Algorithmic Choices

Matrix-free implementation

The implementation is done matrix-free for the following reasons:

New architecture have little memory per core and so not having to store the memory is very interesting.
Because the latency of the memory, a very important part of our problem is memory bound. It is therefore interesting to decrease memory access even at the cost of more computation.
Because we have time-dependent nonlinear problem, we would need to rebuild the matrix at least every time step. Since the assembly needs to be redone so often, storing the matrix is not advantageous.

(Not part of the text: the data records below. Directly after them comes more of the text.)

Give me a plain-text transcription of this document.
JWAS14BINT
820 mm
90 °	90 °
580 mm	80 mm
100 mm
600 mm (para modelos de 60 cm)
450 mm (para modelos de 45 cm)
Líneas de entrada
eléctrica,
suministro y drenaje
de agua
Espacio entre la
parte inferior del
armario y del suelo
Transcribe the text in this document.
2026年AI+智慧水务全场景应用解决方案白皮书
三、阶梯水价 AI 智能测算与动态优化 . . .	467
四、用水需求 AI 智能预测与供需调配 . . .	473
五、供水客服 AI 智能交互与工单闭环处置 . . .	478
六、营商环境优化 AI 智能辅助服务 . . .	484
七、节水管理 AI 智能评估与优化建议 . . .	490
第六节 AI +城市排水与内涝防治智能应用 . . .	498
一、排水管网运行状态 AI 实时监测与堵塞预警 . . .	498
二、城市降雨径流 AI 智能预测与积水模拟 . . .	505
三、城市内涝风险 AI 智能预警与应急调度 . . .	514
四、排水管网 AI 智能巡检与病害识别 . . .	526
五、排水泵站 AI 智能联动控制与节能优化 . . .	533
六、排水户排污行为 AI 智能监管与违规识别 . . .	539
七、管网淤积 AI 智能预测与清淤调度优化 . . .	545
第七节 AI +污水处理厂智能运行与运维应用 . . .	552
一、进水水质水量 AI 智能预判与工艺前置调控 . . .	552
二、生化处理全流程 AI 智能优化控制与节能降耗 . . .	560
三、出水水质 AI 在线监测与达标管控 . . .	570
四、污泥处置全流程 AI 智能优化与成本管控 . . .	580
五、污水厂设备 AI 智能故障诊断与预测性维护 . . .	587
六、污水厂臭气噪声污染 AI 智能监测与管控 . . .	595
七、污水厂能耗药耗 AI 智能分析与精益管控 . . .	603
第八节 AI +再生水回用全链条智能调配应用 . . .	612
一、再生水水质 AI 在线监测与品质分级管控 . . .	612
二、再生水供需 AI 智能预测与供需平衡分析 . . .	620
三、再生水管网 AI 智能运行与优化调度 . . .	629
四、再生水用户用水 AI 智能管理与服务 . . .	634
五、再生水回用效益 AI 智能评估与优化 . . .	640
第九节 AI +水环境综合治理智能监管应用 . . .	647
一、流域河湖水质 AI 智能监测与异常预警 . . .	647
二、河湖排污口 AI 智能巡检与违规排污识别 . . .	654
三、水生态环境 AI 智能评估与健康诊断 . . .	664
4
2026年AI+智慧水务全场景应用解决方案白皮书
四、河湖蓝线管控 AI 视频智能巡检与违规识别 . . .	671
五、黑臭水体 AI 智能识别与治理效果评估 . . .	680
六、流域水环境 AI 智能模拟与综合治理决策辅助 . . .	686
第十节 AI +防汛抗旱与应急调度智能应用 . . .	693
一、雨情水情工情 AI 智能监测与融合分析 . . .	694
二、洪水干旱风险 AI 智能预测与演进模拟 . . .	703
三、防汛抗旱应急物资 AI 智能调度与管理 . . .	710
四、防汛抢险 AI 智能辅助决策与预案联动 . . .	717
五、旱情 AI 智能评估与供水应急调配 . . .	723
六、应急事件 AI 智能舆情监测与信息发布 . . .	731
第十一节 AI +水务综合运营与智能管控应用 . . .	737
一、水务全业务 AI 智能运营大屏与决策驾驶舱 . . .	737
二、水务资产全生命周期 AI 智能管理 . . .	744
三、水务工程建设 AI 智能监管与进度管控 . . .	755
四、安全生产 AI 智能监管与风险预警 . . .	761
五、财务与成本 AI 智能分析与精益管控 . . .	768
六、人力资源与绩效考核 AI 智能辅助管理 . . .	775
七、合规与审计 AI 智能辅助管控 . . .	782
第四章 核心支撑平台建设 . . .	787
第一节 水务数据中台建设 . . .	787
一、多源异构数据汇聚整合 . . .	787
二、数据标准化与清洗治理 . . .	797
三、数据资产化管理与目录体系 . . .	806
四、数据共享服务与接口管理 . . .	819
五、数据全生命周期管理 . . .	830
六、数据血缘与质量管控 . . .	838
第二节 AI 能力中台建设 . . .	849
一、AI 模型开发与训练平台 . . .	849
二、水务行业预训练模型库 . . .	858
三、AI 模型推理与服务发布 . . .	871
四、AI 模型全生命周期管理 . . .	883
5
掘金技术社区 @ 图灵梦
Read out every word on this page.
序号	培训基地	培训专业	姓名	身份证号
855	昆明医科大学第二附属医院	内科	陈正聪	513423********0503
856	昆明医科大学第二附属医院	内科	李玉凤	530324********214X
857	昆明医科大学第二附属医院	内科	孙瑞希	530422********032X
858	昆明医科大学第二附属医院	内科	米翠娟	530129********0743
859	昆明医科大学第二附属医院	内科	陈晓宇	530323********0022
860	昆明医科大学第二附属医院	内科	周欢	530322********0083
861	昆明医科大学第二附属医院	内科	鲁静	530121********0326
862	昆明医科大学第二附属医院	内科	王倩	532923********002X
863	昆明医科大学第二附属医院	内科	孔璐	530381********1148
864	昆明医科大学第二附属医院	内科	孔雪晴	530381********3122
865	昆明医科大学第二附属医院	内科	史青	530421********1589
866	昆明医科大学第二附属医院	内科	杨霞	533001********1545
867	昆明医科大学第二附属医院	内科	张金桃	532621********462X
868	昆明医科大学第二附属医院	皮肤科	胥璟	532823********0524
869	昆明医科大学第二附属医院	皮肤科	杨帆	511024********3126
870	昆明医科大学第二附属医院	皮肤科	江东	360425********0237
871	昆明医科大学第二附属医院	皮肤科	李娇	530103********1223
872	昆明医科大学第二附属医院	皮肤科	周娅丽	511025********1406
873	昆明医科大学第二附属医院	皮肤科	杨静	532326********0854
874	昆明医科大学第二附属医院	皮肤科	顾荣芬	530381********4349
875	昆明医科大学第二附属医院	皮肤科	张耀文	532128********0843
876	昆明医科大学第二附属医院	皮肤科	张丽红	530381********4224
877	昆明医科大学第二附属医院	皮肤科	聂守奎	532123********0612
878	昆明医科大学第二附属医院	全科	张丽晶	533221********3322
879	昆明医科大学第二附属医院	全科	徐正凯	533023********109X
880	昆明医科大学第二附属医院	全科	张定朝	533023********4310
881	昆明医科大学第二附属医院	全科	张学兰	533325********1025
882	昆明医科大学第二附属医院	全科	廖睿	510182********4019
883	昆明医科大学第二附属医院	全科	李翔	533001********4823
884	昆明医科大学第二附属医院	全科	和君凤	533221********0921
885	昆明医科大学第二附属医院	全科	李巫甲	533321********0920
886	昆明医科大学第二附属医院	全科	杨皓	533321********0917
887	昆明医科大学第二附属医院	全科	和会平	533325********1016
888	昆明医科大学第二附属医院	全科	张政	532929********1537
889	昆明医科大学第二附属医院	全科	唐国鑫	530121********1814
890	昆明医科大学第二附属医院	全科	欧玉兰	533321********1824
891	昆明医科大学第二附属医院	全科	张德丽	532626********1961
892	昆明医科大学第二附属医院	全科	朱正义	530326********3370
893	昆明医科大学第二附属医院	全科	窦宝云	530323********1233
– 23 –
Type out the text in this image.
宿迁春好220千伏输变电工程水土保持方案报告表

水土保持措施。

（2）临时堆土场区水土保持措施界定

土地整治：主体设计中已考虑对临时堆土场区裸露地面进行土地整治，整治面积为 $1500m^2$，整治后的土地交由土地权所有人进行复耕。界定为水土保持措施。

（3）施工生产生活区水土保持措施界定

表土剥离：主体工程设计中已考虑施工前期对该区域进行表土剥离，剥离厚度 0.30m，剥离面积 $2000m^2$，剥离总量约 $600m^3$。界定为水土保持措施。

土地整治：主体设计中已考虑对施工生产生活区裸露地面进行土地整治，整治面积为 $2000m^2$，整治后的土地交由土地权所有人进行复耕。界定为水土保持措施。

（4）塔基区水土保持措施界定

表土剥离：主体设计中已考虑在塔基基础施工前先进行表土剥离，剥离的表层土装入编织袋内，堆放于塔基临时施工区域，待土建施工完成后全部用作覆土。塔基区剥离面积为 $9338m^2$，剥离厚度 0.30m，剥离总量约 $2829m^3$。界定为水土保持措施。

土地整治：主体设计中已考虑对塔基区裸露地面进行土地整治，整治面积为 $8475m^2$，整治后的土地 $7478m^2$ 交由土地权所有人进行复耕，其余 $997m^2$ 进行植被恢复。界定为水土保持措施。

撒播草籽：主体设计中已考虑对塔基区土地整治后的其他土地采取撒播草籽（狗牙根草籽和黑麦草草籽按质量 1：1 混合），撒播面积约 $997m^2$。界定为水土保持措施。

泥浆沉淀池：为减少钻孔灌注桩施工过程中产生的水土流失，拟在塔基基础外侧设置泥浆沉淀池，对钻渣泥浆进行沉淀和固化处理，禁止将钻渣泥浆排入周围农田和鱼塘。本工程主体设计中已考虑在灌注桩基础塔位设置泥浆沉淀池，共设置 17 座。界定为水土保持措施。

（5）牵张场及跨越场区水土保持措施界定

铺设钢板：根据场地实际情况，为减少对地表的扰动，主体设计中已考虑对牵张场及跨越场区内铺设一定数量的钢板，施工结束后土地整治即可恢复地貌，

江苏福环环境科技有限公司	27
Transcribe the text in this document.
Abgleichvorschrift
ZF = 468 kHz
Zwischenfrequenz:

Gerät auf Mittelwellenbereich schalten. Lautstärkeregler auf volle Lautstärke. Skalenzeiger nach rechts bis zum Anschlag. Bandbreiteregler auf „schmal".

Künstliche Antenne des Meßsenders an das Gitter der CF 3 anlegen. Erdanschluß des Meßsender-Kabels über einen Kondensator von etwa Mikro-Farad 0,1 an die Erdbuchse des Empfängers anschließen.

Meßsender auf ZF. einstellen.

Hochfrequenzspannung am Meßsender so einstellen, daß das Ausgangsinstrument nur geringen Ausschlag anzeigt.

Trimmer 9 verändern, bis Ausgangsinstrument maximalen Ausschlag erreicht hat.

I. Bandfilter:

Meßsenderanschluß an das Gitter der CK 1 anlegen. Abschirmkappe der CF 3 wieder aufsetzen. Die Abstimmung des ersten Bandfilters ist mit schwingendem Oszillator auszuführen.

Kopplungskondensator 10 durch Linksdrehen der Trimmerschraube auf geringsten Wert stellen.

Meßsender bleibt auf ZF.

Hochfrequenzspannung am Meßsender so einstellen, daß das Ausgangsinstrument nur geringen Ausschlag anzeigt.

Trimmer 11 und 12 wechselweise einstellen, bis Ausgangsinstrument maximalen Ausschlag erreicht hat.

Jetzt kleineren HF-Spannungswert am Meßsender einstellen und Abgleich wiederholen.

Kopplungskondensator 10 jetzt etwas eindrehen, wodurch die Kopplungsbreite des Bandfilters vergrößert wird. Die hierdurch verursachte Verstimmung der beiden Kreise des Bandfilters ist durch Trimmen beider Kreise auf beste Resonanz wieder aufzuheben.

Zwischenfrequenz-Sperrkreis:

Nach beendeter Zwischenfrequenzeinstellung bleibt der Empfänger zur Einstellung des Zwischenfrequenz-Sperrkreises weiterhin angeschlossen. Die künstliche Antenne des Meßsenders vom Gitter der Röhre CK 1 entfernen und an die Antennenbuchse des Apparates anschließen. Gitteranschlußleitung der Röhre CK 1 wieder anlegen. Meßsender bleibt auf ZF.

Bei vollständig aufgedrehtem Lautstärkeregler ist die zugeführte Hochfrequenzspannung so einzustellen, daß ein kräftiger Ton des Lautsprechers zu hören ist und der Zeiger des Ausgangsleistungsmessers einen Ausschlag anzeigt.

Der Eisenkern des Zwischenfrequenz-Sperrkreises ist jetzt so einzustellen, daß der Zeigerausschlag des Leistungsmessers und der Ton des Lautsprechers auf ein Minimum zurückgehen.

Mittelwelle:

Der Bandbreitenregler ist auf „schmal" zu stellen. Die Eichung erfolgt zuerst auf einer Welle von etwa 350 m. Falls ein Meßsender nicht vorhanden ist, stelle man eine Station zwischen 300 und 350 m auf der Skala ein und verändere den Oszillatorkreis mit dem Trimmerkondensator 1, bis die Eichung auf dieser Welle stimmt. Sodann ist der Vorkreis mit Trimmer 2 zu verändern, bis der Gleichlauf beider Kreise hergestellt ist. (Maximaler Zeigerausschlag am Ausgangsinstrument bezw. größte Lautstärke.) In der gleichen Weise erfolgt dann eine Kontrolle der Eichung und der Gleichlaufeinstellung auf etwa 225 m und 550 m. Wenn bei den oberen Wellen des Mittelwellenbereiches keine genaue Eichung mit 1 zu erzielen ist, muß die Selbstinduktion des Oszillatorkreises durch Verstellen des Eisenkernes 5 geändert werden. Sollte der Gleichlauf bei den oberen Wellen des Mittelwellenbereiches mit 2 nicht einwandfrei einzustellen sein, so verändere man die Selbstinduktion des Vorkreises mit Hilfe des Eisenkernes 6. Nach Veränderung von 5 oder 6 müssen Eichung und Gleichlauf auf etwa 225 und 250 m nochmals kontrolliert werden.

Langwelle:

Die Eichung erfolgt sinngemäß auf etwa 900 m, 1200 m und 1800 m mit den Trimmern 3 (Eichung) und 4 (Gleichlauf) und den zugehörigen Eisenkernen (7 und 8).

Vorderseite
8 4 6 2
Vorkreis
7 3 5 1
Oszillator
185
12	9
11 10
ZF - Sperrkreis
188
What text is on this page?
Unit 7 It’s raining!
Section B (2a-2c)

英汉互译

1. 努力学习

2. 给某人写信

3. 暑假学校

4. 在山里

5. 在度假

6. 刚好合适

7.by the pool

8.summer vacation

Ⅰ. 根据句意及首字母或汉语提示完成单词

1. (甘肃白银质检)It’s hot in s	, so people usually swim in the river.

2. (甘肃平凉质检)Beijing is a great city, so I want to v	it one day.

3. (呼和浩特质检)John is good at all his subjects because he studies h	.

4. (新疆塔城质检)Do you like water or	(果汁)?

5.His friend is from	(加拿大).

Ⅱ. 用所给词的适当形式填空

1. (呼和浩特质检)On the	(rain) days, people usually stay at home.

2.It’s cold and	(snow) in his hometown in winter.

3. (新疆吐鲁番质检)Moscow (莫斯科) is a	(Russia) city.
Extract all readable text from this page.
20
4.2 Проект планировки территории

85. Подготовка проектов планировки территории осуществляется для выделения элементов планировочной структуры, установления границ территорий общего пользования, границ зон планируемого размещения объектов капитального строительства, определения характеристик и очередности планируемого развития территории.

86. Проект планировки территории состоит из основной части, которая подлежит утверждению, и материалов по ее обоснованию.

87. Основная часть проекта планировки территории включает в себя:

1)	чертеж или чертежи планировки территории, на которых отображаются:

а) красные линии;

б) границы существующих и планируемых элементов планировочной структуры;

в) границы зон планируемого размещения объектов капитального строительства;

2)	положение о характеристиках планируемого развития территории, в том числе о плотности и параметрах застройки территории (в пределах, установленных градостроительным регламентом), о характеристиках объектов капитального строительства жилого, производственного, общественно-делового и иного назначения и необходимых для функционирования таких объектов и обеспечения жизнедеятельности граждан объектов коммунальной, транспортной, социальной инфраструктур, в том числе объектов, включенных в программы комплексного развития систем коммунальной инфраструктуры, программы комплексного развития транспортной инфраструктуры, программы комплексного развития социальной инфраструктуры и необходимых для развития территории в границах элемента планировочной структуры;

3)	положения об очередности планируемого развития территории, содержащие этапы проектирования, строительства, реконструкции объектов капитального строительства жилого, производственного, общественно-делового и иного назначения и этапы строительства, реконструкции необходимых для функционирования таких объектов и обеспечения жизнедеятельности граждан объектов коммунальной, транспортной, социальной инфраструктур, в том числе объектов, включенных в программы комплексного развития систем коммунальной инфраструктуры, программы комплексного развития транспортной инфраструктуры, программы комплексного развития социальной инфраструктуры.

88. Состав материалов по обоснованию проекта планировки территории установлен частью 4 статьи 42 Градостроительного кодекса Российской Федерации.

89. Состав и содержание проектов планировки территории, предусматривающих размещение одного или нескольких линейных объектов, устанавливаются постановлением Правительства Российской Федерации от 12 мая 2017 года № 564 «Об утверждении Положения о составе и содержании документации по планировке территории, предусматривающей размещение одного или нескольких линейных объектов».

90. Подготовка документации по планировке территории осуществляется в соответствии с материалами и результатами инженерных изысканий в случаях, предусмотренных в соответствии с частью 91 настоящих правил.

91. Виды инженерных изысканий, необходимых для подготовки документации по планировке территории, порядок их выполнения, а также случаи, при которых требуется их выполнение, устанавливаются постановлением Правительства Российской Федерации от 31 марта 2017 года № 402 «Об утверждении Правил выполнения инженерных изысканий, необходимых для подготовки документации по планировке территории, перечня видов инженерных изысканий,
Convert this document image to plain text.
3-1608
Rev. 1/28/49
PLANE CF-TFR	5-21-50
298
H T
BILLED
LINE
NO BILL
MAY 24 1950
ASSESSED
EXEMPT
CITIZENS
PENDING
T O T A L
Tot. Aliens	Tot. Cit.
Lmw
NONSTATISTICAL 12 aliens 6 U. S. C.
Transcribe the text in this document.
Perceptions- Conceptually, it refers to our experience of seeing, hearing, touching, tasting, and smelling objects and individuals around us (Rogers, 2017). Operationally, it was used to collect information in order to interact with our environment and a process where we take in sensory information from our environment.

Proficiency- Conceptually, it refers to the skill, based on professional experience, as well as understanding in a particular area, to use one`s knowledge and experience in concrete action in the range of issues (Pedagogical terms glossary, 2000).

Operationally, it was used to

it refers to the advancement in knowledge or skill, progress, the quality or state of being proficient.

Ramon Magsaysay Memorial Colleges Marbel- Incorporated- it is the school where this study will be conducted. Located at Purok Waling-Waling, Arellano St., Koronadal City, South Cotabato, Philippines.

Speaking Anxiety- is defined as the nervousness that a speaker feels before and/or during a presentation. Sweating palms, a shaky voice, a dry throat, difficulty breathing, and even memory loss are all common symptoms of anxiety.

Usually, the powder layer is about 50 microns thick but the piece that is being built is tens of centimeters long. Moreover, since the material is melted using an electron beam or a laser, the melting zone is very localized. This means that a uniform mesh would require a very large number of cells in places where nothing happens (material not heated yet or already cooled). Using AMR, we can refine the zones that are of interest for a given point in time.

Element activation

To simulate the addition on material, we use the hp-capability of deal.II. Deal.II supports a special kind of finite element called FE_Nothing. FE_Nothing is a finite element that does with zero degree of freedom. This can be used to represent empty cells in a mesh on which no degrees of freedom should be allocated. To simulate the addition of material, we replace the FE_Nothing associated with a cell with a regular finite element, i.e., we activate an element. Using this technique, the addition of material can be done cell-wise. By coupling element activation and AMR, we can add arbitrary small amount of material.

MPI support

While mechanical and thermomechanical simulations are limited to serial execution, thermal and EnKF (see Data Assimilation section) ensemble simulations can use MPI. Thermal simulations can be performed using an arbitrary number of processors. MPI support for mechanical and thermomechanical simulations are a subject of ongoing work.

Thermal simulation

The mesh is partitioned using p4est. The partitioning takes into account that there is nothing to do on inactive cells. It tries to distribute evenly the active cells between all the processors. If at the beginning of the simulation very few cells are active, each processor will own a very small number of active cells. In this case, the communication cost can be important compared to the computation cost. Once more cells are activated this ceases to be a problem. For a more in-depth discussion take a look at the data assimilation example.

EnKF

For EnKF ensemble simulations, the partitioning scheme works as follows:

If the number of processors (Nproc) is less than or equal to the number of EnKF ensemble members (N), adamantine distributes the simulations evenly across the processors. All processors except the first will handle the same number of simulations. The first processor might take on a larger workload if a perfect split is not possible.
adamantine can leverage more processors than there are simulations, but only if Nproc is a multiple of N. This ensures that all the simulations are partitioned in the same way.

Checkpoint/restart

Thermal simulations and EnKF periodically write to files the current states of the simulation and restart from these files later on. The number of processors used by the restarted simulation does not have to be the same as the number of processors used initially to checkpoint the simulation.

GPU Support

There is partial support for GPU-accelerated calculations through the use of the Kokkos library. Part of the thermal simulation can be performed on the GPU. Performing the entire computation on the GPU is the subject of ongoing work.